I have read this question here: http://stackoverflow.com/questions/1367798/consuming-a-php-soap-webservice-with-asp-net

So does SOAP really hold his promise of Interoperability ?

+1  A: 

Yes, absolutely; it's just that old and/or crappy implementations of it have given it a bad reputation. Too many SOAP implementations out there are "very nearly" SOAP compliant, but "very nearly" is no good.

Modern SOAP stacks (e.g. WCF, JAX-WS) make a much better job of it.

skaffman
If they are so many "very nearly" soap clients is soap really meant to be usable as it was supposed to be as "S" was used to mean "Simple" until it was clearly forgotten :)If so many advanced technological firms cannot even make it how can average clients ?
@asksuperuser: I agree, various parties made it much harder than it really needed to be in the early days, some out of incompetence, some out of self-interested malice (I'm looking at you, Microsoft). On top of that, various half-baked open-source implementations were written by those who didn't understand what they were doing, further muddying the interop waters.
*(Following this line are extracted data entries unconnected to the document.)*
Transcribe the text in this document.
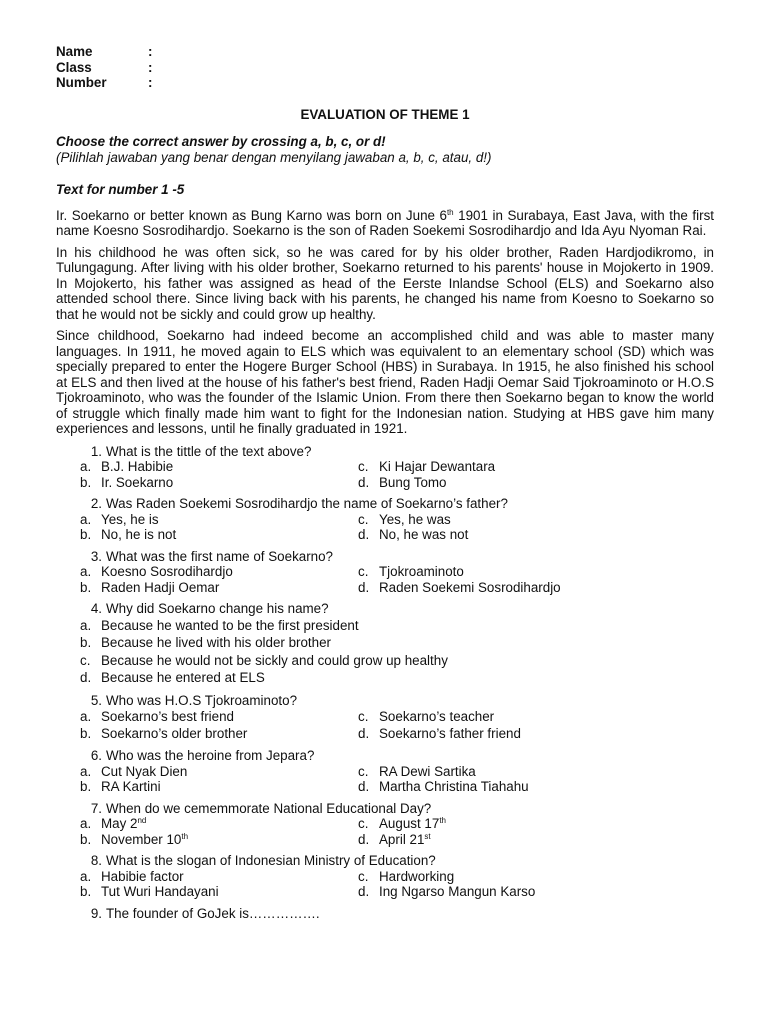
Name	:
Class	:
Number	:
EVALUATION OF THEME 1
Choose the correct answer by crossing a, b, c, or d!
(Pilihlah jawaban yang benar dengan menyilang jawaban a, b, c, atau, d!)
Text for number 1 -5

Ir. Soekarno or better known as Bung Karno was born on June 6th 1901 in Surabaya, East Java, with the first name Koesno Sosrodihardjo. Soekarno is the son of Raden Soekemi Sosrodihardjo and Ida Ayu Nyoman Rai.

In his childhood he was often sick, so he was cared for by his older brother, Raden Hardjodikromo, in Tulungagung. After living with his older brother, Soekarno returned to his parents' house in Mojokerto in 1909. In Mojokerto, his father was assigned as head of the Eerste Inlandse School (ELS) and Soekarno also attended school there. Since living back with his parents, he changed his name from Koesno to Soekarno so that he would not be sickly and could grow up healthy.

Since childhood, Soekarno had indeed become an accomplished child and was able to master many languages. In 1911, he moved again to ELS which was equivalent to an elementary school (SD) which was specially prepared to enter the Hogere Burger School (HBS) in Surabaya. In 1915, he also finished his school at ELS and then lived at the house of his father's best friend, Raden Hadji Oemar Said Tjokroaminoto or H.O.S Tjokroaminoto, who was the founder of the Islamic Union. From there then Soekarno began to know the world of struggle which finally made him want to fight for the Indonesian nation. Studying at HBS gave him many experiences and lessons, until he finally graduated in 1921.

1. What is the tittle of the text above?
a. B.J. Habibie	c. Ki Hajar Dewantara
b. Ir. Soekarno	d. Bung Tomo
2. Was Raden Soekemi Sosrodihardjo the name of Soekarno’s father?
a. Yes, he is	c. Yes, he was
b. No, he is not	d. No, he was not
3. What was the first name of Soekarno?
a. Koesno Sosrodihardjo	c. Tjokroaminoto
b. Raden Hadji Oemar	d. Raden Soekemi Sosrodihardjo
4. Why did Soekarno change his name?
a. Because he wanted to be the first president
b. Because he lived with his older brother
c. Because he would not be sickly and could grow up healthy
d. Because he entered at ELS
5. Who was H.O.S Tjokroaminoto?
a. Soekarno’s best friend	c. Soekarno’s teacher
b. Soekarno’s older brother	d. Soekarno’s father friend
6. Who was the heroine from Jepara?
a. Cut Nyak Dien	c. RA Dewi Sartika
b. RA Kartini	d. Martha Christina Tiahahu
7. When do we cememmorate National Educational Day?
a. May 2nd	c. August 17th
b. November 10th	d. April 21st
8. What is the slogan of Indonesian Ministry of Education?
a. Habibie factor	c. Hardworking
b. Tut Wuri Handayani	d. Ing Ngarso Mangun Karso
9. The founder of GoJek is…………….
And, as always, any protocol that starts with "Simple" is usually anything but (SOAP, SNMP, SMTP, etc)
skaffman
+1  A: 

Yes^

^Assuming that everyone supports/implements/follows the protocol correctly. That is, it is no different than any other data-exchange/data-format or protocol.

pst
But isn't the protocol suppose to help implementation ? Why do people have so many difficulties ? And I note that no one was capable to solve the question they asked.
@asksuperu Generally the more complex and unwieldy a protocol, the harder it is to get right. And the harder it is to get programmers to care. This is at least part of the reason why simple web-services/JSON have become popular. Easy to specify (informally) and easy to view/generate/use -- at least for simple cases :-)
pst
+1  A: 

Yes

Have used it on several projects. Indispensable when integrating with 3rd party vendors.
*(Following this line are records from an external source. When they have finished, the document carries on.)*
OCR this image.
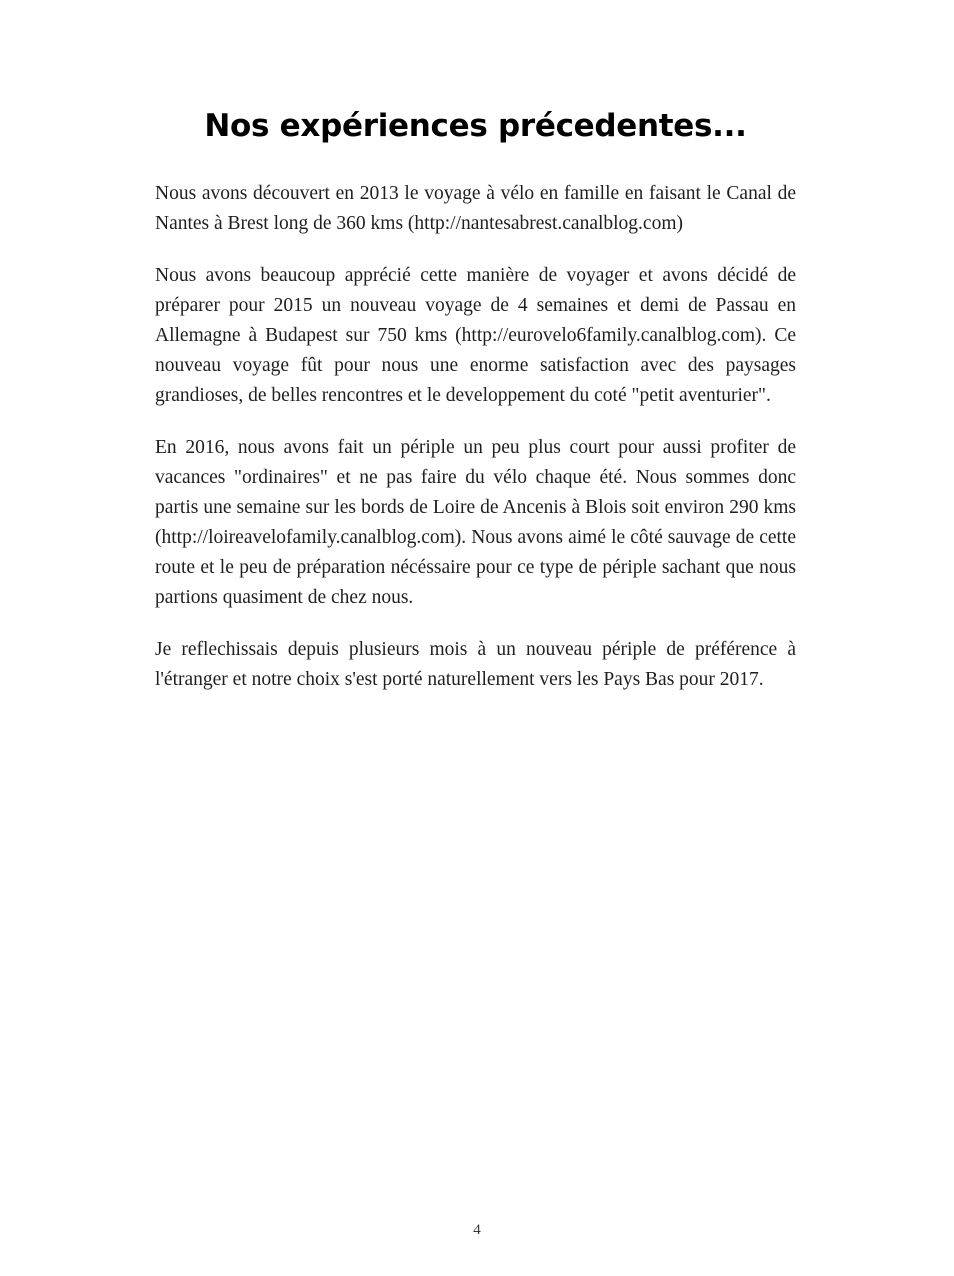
Nos expériences précedentes...

Nous avons découvert en 2013 le voyage à vélo en famille en faisant le Canal de Nantes à Brest long de 360 kms (http://nantesabrest.canalblog.com)

Nous avons beaucoup apprécié cette manière de voyager et avons décidé de préparer pour 2015 un nouveau voyage de 4 semaines et demi de Passau en Allemagne à Budapest sur 750 kms (http://eurovelo6family.canalblog.com). Ce nouveau voyage fût pour nous une enorme satisfaction avec des paysages grandioses, de belles rencontres et le developpement du coté "petit aventurier".

En 2016, nous avons fait un périple un peu plus court pour aussi profiter de vacances "ordinaires" et ne pas faire du vélo chaque été. Nous sommes donc partis une semaine sur les bords de Loire de Ancenis à Blois soit environ 290 kms (http://loireavelofamily.canalblog.com). Nous avons aimé le côté sauvage de cette route et le peu de préparation nécéssaire pour ce type de périple sachant que nous partions quasiment de chez nous.

Je reflechissais depuis plusieurs mois à un nouveau périple de préférence à l'étranger et notre choix s'est porté naturellement vers les Pays Bas pour 2017.

4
On the client side, I recommend using SOAPUI for testing the service (interoperability can take more time at the config layer)

Once you are confident in the service definitions, then you can also use Apache Axis to auto-generate your classes.
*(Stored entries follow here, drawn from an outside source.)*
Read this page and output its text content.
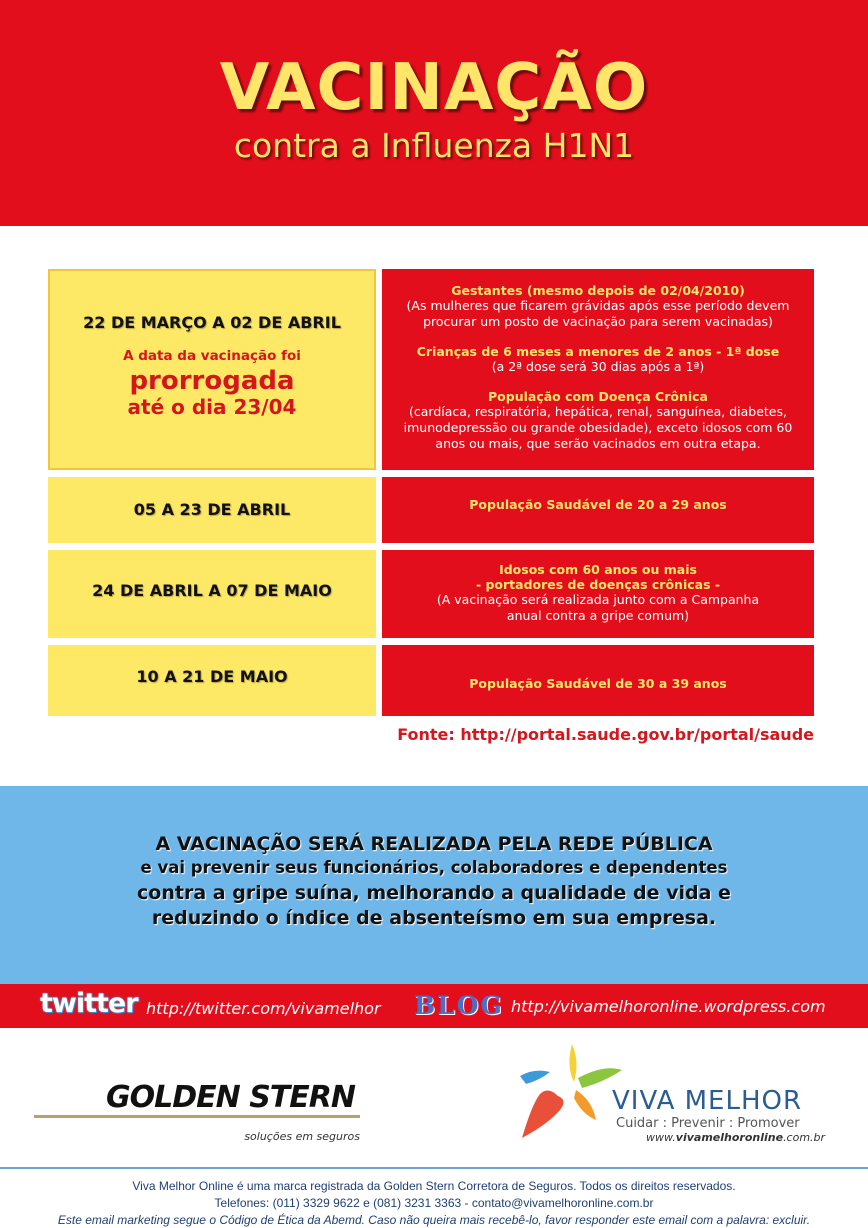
VACINAÇÃO
contra a Influenza H1N1
22 DE MARÇO A 02 DE ABRIL
A data da vacinação foi
prorrogada
até o dia 23/04
Gestantes (mesmo depois de 02/04/2010)
(As mulheres que ficarem grávidas após esse período devem procurar um posto de vacinação para serem vacinadas)
Crianças de 6 meses a menores de 2 anos - 1ª dose
(a 2ª dose será 30 dias após a 1ª)
População com Doença Crônica
(cardíaca, respiratória, hepática, renal, sanguínea, diabetes, imunodepressão ou grande obesidade), exceto idosos com 60 anos ou mais, que serão vacinados em outra etapa.
05 A 23 DE ABRIL	População Saudável de 20 a 29 anos
24 DE ABRIL A 07 DE MAIO
Idosos com 60 anos ou mais
- portadores de doenças crônicas -
(A vacinação será realizada junto com a Campanha anual contra a gripe comum)
10 A 21 DE MAIO	População Saudável de 30 a 39 anos
Fonte: http://portal.saude.gov.br/portal/saude
A VACINAÇÃO SERÁ REALIZADA PELA REDE PÚBLICA
e vai prevenir seus funcionários, colaboradores e dependentes
contra a gripe suína, melhorando a qualidade de vida e
reduzindo o índice de absenteísmo em sua empresa.
twitter http://twitter.com/vivamelhor BLOG http://vivamelhoronline.wordpress.com
GOLDEN STERN
soluções em seguros
VIVA MELHOR
Cuidar : Prevenir : Promover
www.vivamelhoronline.com.br
Viva Melhor Online é uma marca registrada da Golden Stern Corretora de Seguros. Todos os direitos reservados.
Telefones: (011) 3329 9622 e (081) 3231 3363 - contato@vivamelhoronline.com.br
Este email marketing segue o Código de Ética da Abemd. Caso não queira mais recebê-lo, favor responder este email com a palavra: excluir.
For simple SOAP requests, you can also use straight up http requests and and XML parsing. (In JAva this is easy enough with javax.xml)

DaveG
I haven't used SoapUI yet seems over-complicated to me compared to SoapSonar. But when I tested a simple helloworld .NET webservice, SoapSonar got an error.So I really wonder if SOAP which originally means "Simple Object Access Protocol" was just a hype about so-called simplicity. When it comes to Interoperability betweeen client and server it seems hard in the real world to get what the theory says.
In the .NET world it is very easy to connect to a SOAP ws by adding a web resource to a project. The MSVS IDE autogenerates all the code you need.SOAP does have more overhead than REST, but it better suited than REST for many case, such security, federation, etc.I would not say it is hype, or that it is not simple in the real world. My experience is that it is simple and and easy to adapt to.The notion of simple is relative. Compare to CORBA, RMI, DCOM and other interoperability frameworks, SOAP really is amazingly simple.
DaveG
I don't say it is not simple to create a soap webservice in VS Studio. I say that it doesn't seem to be really interoperable since even a SOAP Client like soapsonar cannot be sure to be able to query the service created with VS Studio. Maybe it's fault of one or the other or both, but result is since they can't cope to really talk to each other, it fails in its promise.